Você já brincou de bolhas de sabão? Elas são tão lindas e frágeis. Sua existência é de apenas alguns milésimos de segundo, porém a satisfação em vê-las e soprá-las é imensa. Talvez o tempo seja assim também: frágil e invisível, medido, na sua essência, pela nossa satisfação e deleite e não pelos nossos relógios, despertadores e bate-pontos escravizantes!

Os anos são apenas um sequência de milésimos de segundo que nunca param.
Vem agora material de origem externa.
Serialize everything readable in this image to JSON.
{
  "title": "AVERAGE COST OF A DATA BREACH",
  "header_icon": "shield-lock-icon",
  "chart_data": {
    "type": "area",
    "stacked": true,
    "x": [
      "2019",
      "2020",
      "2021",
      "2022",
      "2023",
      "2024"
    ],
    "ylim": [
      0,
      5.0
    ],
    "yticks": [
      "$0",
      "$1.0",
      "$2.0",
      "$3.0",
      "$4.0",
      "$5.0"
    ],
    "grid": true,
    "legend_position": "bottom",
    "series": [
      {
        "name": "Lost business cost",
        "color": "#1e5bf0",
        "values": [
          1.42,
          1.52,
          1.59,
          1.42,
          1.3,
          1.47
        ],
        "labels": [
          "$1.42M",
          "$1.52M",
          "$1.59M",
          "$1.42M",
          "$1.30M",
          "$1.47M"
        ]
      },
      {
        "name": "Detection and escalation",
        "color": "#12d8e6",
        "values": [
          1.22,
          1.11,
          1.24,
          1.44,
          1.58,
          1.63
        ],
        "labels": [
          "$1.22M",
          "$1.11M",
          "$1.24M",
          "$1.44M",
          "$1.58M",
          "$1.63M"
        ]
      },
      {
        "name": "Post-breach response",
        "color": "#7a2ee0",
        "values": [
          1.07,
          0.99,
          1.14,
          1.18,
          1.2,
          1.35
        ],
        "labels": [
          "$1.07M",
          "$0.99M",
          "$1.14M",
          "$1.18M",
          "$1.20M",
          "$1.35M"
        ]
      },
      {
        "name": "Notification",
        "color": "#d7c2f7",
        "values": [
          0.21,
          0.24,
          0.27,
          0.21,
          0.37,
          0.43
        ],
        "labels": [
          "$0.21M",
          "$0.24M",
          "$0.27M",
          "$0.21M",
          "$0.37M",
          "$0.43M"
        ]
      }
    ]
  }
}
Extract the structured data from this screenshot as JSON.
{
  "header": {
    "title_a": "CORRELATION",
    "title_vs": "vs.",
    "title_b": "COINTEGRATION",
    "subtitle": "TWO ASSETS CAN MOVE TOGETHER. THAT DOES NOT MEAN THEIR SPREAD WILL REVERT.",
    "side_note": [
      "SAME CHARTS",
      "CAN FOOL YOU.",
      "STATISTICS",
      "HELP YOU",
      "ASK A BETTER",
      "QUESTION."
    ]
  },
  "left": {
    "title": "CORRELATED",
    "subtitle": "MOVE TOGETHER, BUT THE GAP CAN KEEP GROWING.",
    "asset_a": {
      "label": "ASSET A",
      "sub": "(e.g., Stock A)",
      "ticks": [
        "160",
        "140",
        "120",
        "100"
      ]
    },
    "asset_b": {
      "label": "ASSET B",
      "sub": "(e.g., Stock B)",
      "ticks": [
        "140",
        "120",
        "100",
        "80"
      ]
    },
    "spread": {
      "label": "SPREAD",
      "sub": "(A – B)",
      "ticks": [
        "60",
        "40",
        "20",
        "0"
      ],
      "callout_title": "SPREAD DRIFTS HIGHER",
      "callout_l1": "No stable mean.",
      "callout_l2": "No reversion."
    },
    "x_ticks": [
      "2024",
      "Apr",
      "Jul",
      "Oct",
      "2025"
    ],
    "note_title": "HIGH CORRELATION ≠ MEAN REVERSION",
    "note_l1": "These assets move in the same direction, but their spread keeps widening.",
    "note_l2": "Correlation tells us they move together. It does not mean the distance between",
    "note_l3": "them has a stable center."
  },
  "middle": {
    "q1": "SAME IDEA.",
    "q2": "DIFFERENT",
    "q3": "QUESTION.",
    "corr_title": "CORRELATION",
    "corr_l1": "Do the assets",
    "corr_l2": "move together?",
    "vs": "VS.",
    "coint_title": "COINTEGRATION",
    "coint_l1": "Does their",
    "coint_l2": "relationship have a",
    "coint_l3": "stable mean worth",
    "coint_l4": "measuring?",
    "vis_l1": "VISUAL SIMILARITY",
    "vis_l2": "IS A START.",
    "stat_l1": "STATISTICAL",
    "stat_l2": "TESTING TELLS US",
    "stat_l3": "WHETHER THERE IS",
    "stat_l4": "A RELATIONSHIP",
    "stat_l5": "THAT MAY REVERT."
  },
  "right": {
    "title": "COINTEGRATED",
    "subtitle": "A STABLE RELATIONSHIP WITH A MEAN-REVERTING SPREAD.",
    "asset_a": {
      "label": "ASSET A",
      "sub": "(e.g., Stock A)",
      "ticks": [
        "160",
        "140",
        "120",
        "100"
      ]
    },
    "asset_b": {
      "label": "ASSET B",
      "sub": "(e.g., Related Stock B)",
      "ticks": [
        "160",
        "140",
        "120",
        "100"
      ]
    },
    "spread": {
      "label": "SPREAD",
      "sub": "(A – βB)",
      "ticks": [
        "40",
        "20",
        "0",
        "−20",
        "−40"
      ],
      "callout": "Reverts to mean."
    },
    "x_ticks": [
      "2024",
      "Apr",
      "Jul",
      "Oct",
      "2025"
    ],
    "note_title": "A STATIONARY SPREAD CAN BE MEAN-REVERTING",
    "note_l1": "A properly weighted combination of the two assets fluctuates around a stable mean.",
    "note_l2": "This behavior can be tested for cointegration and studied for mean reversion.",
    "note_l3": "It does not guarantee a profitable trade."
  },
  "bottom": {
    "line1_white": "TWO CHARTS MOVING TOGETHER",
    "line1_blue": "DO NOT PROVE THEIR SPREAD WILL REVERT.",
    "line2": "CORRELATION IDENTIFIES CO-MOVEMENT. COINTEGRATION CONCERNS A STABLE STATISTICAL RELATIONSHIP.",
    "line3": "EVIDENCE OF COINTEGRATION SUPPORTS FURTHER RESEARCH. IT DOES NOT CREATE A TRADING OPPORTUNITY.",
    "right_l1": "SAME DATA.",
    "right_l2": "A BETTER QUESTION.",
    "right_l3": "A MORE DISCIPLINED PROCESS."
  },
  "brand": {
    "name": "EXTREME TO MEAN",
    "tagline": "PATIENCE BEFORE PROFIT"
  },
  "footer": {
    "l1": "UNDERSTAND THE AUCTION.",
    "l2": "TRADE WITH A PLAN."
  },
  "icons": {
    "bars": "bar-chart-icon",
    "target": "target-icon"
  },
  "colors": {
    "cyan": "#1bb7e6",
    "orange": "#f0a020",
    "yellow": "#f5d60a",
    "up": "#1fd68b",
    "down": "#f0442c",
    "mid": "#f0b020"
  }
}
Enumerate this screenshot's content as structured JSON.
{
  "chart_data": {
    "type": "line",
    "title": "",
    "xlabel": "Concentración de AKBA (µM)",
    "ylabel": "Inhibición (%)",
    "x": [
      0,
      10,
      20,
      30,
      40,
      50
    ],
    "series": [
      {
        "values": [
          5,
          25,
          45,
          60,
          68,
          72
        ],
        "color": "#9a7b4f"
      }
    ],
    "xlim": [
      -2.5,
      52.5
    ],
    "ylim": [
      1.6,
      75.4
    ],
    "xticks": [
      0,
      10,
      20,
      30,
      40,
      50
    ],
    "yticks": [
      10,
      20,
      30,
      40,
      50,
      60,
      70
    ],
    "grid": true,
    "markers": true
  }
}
O que se repete são as datas e horários que estipulamos ou que nossa sociedade pré-determina para nós: Ano Novo, Carnaval, Páscoa, Finados, etc, etc...

Você decide... Vai usar seu tempo – mesmo que tenha que abrir mão dele várias vezes – da maneira que você achar melhor, ou vai deixar que os outros determinem todos os minutos e segundos da sua vida?

Eu já estou planejando um monte de coisas e ainda não consegui fazer tantas outras... Que loucura!

PS 1: Aproveite o tempo que é seu! O ciclo da vida não para. As plantas nascem, crescem, envelhecem...
PS 2: Nós também!

Publicado em 03/01/2013, na coluna ´Formador de Opinião´ do Jornal ´Bom Dia´, da Rede Bom Dia (às quintas-feiras, a coluna é escrita por Tony Bernstein).